For seven days, clashes between Chicago's finest and these homegrown revolutionaries raged on across the city, with rioters trashing anything and everything that stood in their path. The mayhem made for riveting TV viewing as millions of Americans watched the carnage from the safety of their homes.

But for Chicago residents, it was anything but entertaining – a tragic moment in American history they would not soon forget. Hubert Humprey would emerge from the convention as the party's presidential nominee. As for the SDS and the Chicago Seven, they would go on to spread their Marxist contagion across the country for the next 50 years.

With the Vietnam War winding down, new anti-American groups would surface from the underbelly of America. Among them was the Weathermen Underground, the most notorious and militant Marxist organization in the 1970s. All in all, the Weathermen were charged with 25 bombings, including police stations, federal buildings, and the Pentagon.

After years of eluding the FBI, they were ultimately apprehended, only to be released on a technicality, with lawyers successfully arguing that the FBI used unconstitutional methods to pursue them.

Today, former Weathermen member Bernadine Dohrn teaches law at Northwestern University, and fellow Marxist traveler Katy Boudin is an adjunct professor at Columbia University. Founding member Bill Ayers became a trusted confidant of Barack Obama, a professor at the prestigious University of Illinois, and continues to advocate for Marxist ideals within the Democrat Party.

The Democrat Party has surrendered its core values to Ayers and other Marxist elements in their party. Seduced by the allure of absolute power, the once revered party of the libertarian ideals of Rousseau, Montesquieu, and Jefferson has shed its bedrock principles and abandoned all traces of its political past.

There's nothing liberal about today's Democrat Party and nothing Democratic about the party, either! Today's Democrat Party is more regressive than progressive, more illiberal than liberal, and more authoritarian than egalitarian. They have lost their political moorings, drifting aimlessly towards the jaws of chaos, undeterred by the dangers that await us if we continue along this path.
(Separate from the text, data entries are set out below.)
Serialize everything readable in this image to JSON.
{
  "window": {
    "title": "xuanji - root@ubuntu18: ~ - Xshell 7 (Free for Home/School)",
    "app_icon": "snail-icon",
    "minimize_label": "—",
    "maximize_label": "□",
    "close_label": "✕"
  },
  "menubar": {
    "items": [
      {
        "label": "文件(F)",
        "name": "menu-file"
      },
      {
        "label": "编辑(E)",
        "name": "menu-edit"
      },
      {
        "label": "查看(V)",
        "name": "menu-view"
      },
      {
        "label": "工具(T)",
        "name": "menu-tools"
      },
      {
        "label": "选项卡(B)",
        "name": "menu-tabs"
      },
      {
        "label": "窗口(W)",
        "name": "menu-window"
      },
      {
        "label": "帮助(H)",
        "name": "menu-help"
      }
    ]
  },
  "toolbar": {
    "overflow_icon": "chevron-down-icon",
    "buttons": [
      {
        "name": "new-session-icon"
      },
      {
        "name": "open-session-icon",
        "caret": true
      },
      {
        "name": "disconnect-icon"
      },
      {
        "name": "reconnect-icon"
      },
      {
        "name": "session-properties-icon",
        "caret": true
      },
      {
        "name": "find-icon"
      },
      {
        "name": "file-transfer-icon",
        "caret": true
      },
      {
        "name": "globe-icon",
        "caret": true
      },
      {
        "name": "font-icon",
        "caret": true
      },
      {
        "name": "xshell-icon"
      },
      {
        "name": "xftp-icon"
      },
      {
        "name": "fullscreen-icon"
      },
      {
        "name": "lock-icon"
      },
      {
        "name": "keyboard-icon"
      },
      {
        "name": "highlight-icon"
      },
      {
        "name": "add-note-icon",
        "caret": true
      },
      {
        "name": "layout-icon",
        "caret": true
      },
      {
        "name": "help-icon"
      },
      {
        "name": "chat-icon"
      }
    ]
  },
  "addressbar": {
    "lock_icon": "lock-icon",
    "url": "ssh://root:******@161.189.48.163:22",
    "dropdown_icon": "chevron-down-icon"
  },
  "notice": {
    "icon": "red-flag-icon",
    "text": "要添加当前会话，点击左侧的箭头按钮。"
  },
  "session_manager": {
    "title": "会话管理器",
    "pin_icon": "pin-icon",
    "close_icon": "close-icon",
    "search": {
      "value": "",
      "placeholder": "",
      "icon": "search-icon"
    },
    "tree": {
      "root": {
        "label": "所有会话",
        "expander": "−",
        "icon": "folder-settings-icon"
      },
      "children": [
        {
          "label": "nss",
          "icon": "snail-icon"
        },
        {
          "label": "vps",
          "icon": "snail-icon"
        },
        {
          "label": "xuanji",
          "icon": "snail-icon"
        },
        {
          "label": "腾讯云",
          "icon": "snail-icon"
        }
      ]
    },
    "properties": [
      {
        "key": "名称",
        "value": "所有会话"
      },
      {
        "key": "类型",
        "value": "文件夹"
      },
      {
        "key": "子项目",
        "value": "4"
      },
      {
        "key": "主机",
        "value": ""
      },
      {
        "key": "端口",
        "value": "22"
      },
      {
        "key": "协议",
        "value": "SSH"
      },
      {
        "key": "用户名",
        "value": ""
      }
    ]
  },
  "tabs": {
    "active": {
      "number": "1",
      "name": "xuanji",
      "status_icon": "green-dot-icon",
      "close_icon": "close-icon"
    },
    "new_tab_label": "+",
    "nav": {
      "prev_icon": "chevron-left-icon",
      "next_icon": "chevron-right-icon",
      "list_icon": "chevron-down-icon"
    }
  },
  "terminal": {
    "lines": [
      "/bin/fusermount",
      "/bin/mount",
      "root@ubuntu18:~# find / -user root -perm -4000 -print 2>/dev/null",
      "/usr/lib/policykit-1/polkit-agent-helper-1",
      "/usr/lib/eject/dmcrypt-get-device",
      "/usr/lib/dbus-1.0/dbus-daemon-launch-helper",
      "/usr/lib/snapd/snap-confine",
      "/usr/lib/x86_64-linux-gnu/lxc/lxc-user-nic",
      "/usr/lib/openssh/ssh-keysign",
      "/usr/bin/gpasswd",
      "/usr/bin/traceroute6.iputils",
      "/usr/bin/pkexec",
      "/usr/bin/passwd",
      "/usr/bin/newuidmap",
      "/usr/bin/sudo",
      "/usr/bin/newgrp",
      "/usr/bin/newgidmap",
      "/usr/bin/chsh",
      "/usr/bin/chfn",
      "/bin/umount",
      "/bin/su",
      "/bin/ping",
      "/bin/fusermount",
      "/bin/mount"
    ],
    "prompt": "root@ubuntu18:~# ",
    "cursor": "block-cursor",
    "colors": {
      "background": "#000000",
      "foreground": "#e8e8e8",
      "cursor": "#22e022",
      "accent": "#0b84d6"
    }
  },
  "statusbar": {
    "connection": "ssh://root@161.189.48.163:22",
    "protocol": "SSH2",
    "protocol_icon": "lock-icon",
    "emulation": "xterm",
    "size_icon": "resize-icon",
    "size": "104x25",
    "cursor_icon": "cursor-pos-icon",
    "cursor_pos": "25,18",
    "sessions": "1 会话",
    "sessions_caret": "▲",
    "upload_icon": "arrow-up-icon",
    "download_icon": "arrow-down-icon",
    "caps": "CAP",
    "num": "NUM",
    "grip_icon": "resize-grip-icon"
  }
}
Final thoughts: On Nov. 5, 2024, we have a choice to make. Will we remain the republic Franklin successfully lobbied for in front of King Louis XIV's court? Will we uphold Jefferson's vision for America that he eloquently expressed with his words in the Declaration of Independence? Or will we disappear like so many vanquished empires whose story is left for archeologists to sift through the dirt to explain to future generations what happened to…America?